Feliz da vida, o seu Zé pegou os R$200,00 reais
que ainda tinha e comprou tudo em massa, recheio e gás,
matéria prima suficiente para fazer 200 pastéis.
Dessa forma, o custo variável do pastel era de R$1,00
por unidade. Seu Zé começou a trabalhar e,
como seu carrinho ficava na porta de uma grande empresa,
resolveu abrir conta para seus clientes que lhe pagariam
quando recebessem seus salários, dali a 20 dias.
O pastel do seu Zé foi um sucesso. No primeiro dia,
ele vendeu 100 pastéis a R$2,00 a unidade.
Foi pra casa feliz da vida, comemorou com sua esposa e
dormiu em paz. No dia seguinte, seu Zé vendeu mais
100 pastéis a R$ 2,00 a unidade. Que maravilha,
que negócio bom, com 100% de lucro! Foi pra casa
mais feliz da vida ainda. E, quando ia começar a
comemoração com a esposa, seu Zé percebeu
que estava falido. Percebeu que tinha investido os únicos
R$200,00 que tinha para produzir 200 pastéis. Vendeu
os 200 pastéis, dobrou seu Capital para R$400,00,
mas só iria receber dali a 20 dias. E não
tinha dinheiro no Caixa para comprar mais massa e recheio
para continuar a produzir e vender.
Triste, não é? Sua empresa bate recorde de
vendas, com alta lucratividade e vai a falência. É isso
mesmo meu amigo. Isso já aconteceu com a minha empresa..."
Capítulo: Depreciação
"Segundo
o dicionário Aurélio, depreciação é o
mesmo que baixar o valor, rebaixar, desvalorizar. Você costuma
depreciar os bens da sua empresa ou nem sabe o que é isso?
Na verdade, a maioria dos proprietários de pequenas
empresas que conheço não percebe a importância
de depreciar suas máquinas e bens. Muitas vezes,
dependendo do seu lucro, se ele for menor que a depreciação,
está tendo prejuízo e nem se deu conta disso.

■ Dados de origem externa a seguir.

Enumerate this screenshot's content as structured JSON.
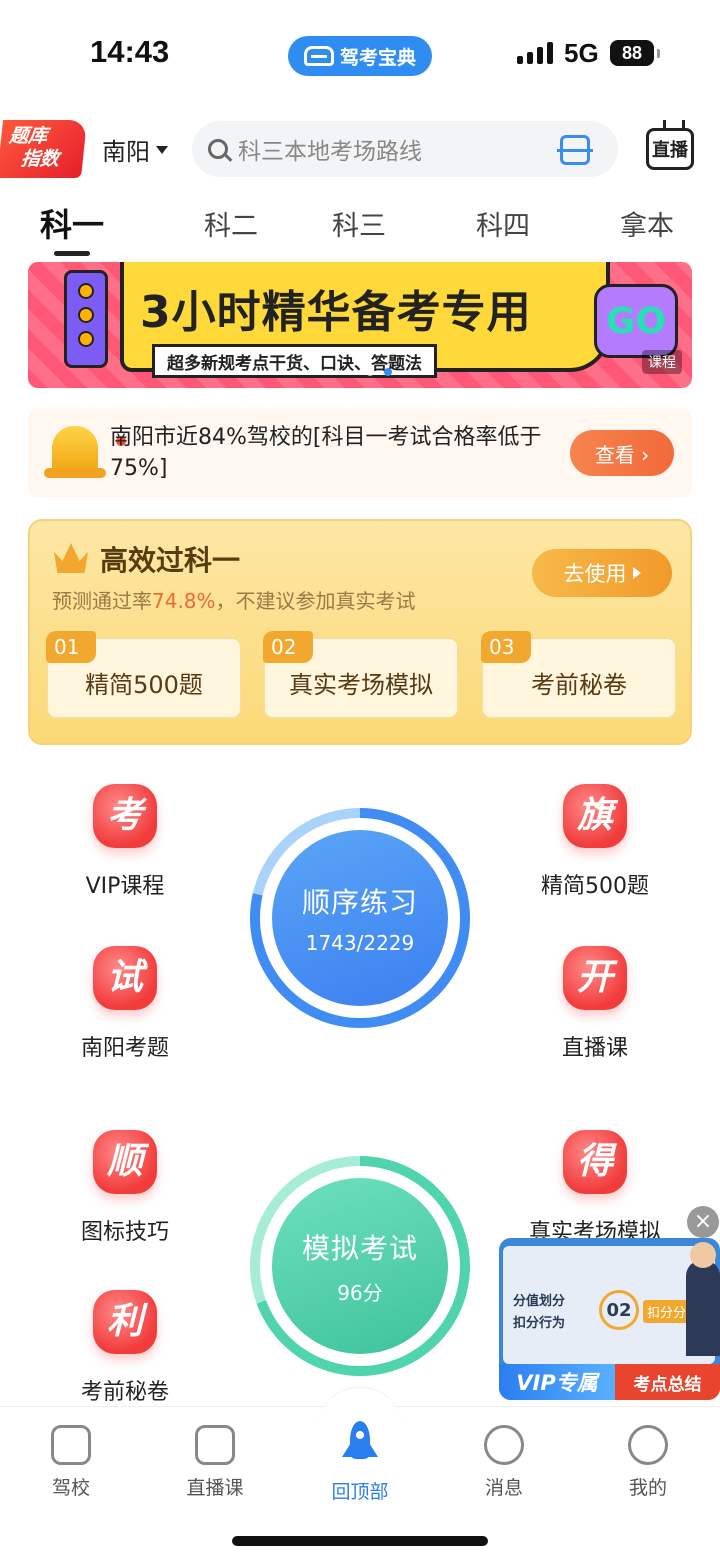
{
  "status_bar": {
    "time": "14:43",
    "app_name": "驾考宝典",
    "network": "5G",
    "battery": "88"
  },
  "header": {
    "badge_line1": "题库",
    "badge_line2": "指数",
    "city": "南阳",
    "search_placeholder": "科三本地考场路线",
    "live_label": "直播"
  },
  "tabs": [
    {
      "label": "科一",
      "active": true
    },
    {
      "label": "科二",
      "active": false
    },
    {
      "label": "科三",
      "active": false
    },
    {
      "label": "科四",
      "active": false
    },
    {
      "label": "拿本",
      "active": false
    }
  ],
  "banner": {
    "headline": "3小时精华备考专用",
    "sub": "超多新规考点干货、口诀、答题法",
    "go": "GO",
    "tag": "课程"
  },
  "notice": {
    "text": "南阳市近84%驾校的[科目一考试合格率低于75%]",
    "button": "查看 ›"
  },
  "efficient": {
    "title": "高效过科一",
    "desc_prefix": "预测通过率",
    "pass_rate": "74.8%",
    "desc_suffix": "，不建议参加真实考试",
    "use_button": "去使用",
    "items": [
      {
        "num": "01",
        "label": "精简500题"
      },
      {
        "num": "02",
        "label": "真实考场模拟"
      },
      {
        "num": "03",
        "label": "考前秘卷"
      }
    ]
  },
  "grid": {
    "left": [
      {
        "glyph": "考",
        "label": "VIP课程"
      },
      {
        "glyph": "试",
        "label": "南阳考题"
      },
      {
        "glyph": "顺",
        "label": "图标技巧"
      },
      {
        "glyph": "利",
        "label": "考前秘卷"
      }
    ],
    "right": [
      {
        "glyph": "旗",
        "label": "精简500题"
      },
      {
        "glyph": "开",
        "label": "直播课"
      },
      {
        "glyph": "得",
        "label": "真实考场模拟"
      }
    ]
  },
  "practice": {
    "title": "顺序练习",
    "progress": "1743/2229",
    "done": 1743,
    "total": 2229
  },
  "mock_exam": {
    "title": "模拟考试",
    "score": "96分"
  },
  "float_video": {
    "line1": "分值划分",
    "line2": "扣分行为",
    "num": "02",
    "keyword": "扣分分值",
    "vip": "VIP专属",
    "summary": "考点总结",
    "close": "×"
  },
  "bottom_nav": [
    {
      "label": "驾校",
      "icon": "driving-school-icon",
      "active": false
    },
    {
      "label": "直播课",
      "icon": "tv-icon",
      "active": false
    },
    {
      "label": "回顶部",
      "icon": "rocket-icon",
      "active": true
    },
    {
      "label": "消息",
      "icon": "chat-icon",
      "active": false
    },
    {
      "label": "我的",
      "icon": "profile-icon",
      "active": false
    }
  ],
  "colors": {
    "accent": "#2a7ef0",
    "red": "#f23b3b",
    "gold": "#f2a72e",
    "green": "#3ec39c"
  }
}
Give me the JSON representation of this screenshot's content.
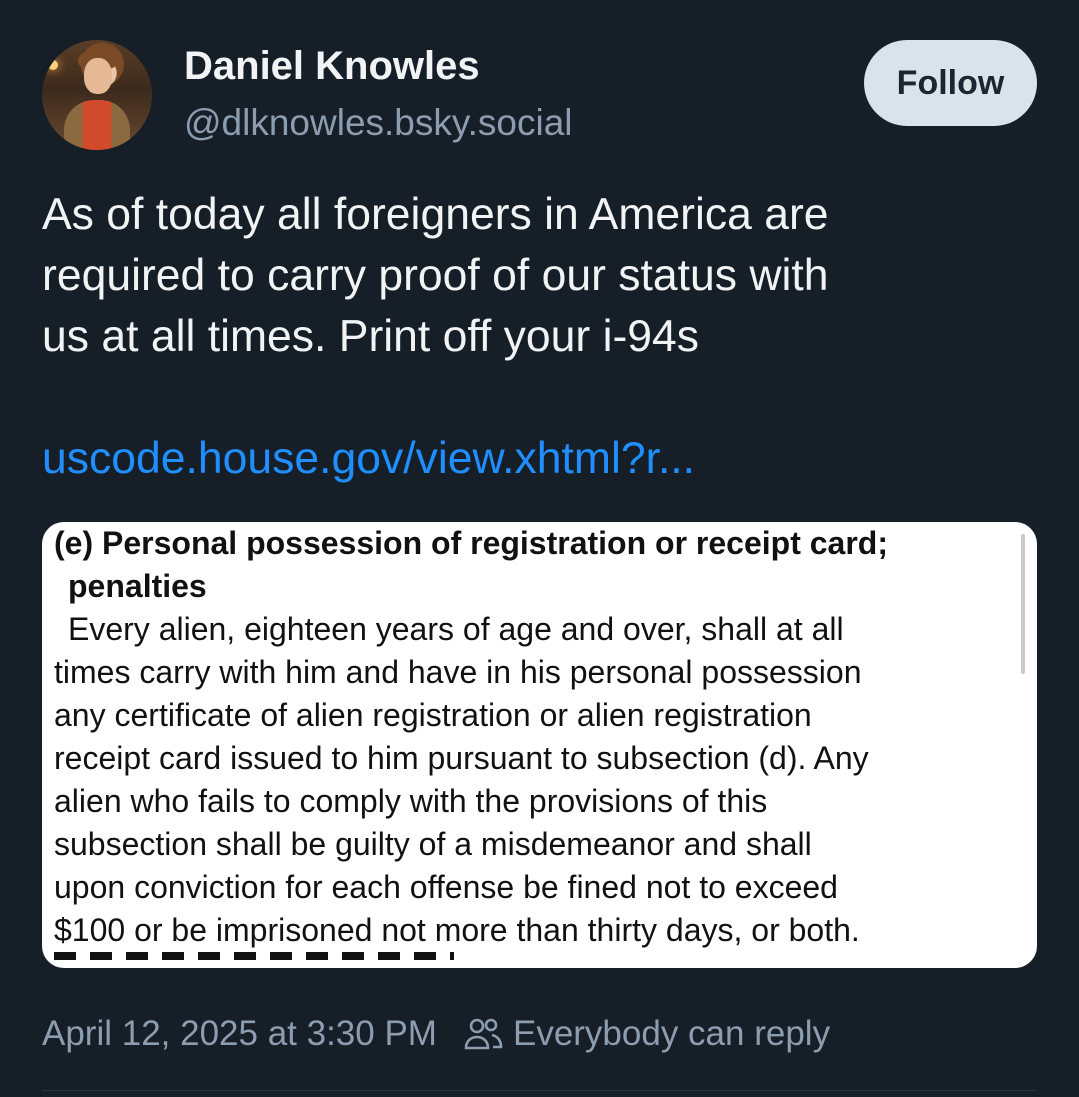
{
  "author": {
    "name": "Daniel Knowles",
    "handle": "@dlknowles.bsky.social",
    "avatar_icon": "avatar-photo"
  },
  "follow_button": {
    "label": "Follow"
  },
  "post": {
    "text_lines": [
      "As of today all foreigners in America are",
      "required to carry proof of our status with",
      "us at all times. Print off your i-94s"
    ],
    "link": "uscode.house.gov/view.xhtml?r..."
  },
  "embed": {
    "heading_lines": [
      "(e) Personal possession of registration or receipt card;",
      "penalties"
    ],
    "body_lines": [
      "Every alien, eighteen years of age and over, shall at all",
      "times carry with him and have in his personal possession",
      "any certificate of alien registration or alien registration",
      "receipt card issued to him pursuant to subsection (d). Any",
      "alien who fails to comply with the provisions of this",
      "subsection shall be guilty of a misdemeanor and shall",
      "upon conviction for each offense be fined not to exceed",
      "$100 or be imprisoned not more than thirty days, or both."
    ]
  },
  "meta": {
    "timestamp": "April 12, 2025 at 3:30 PM",
    "reply_setting": "Everybody can reply",
    "reply_icon": "people-icon"
  },
  "colors": {
    "background": "#161e27",
    "link": "#1f8fff",
    "muted": "#8d9db0",
    "follow_bg": "#dbe3ea"
  }
}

Se acha que as máquinas, bens, veículos e
móveis da sua empresa são bens, pode ir mudando
o seu conceito.
Vamos tentar ver a depreciação de forma mais
simples. Você tem R$100.000,00 e resolveu abrir um
negócio. Fez as análises e levantamentos
que achou necessários e vai gastar os R$100.000,00
em máquinas para produção, por exemplo.
Fez suas contas de custo fixo, aluguel, luz, telefone,
mão-de-obra e chegou ao valor do custo fixo. Partiu
para o cálculo das matérias-primas e também
chegou a um número. Aplicou sua margem de lucro,
baseado no que o mercado cobra por esse produto ou serviço
e pronto. O preço está estipulado e você fica
pensando que tem um patrimônio de R$100.000,00 investido
na sua empresa, certo?..."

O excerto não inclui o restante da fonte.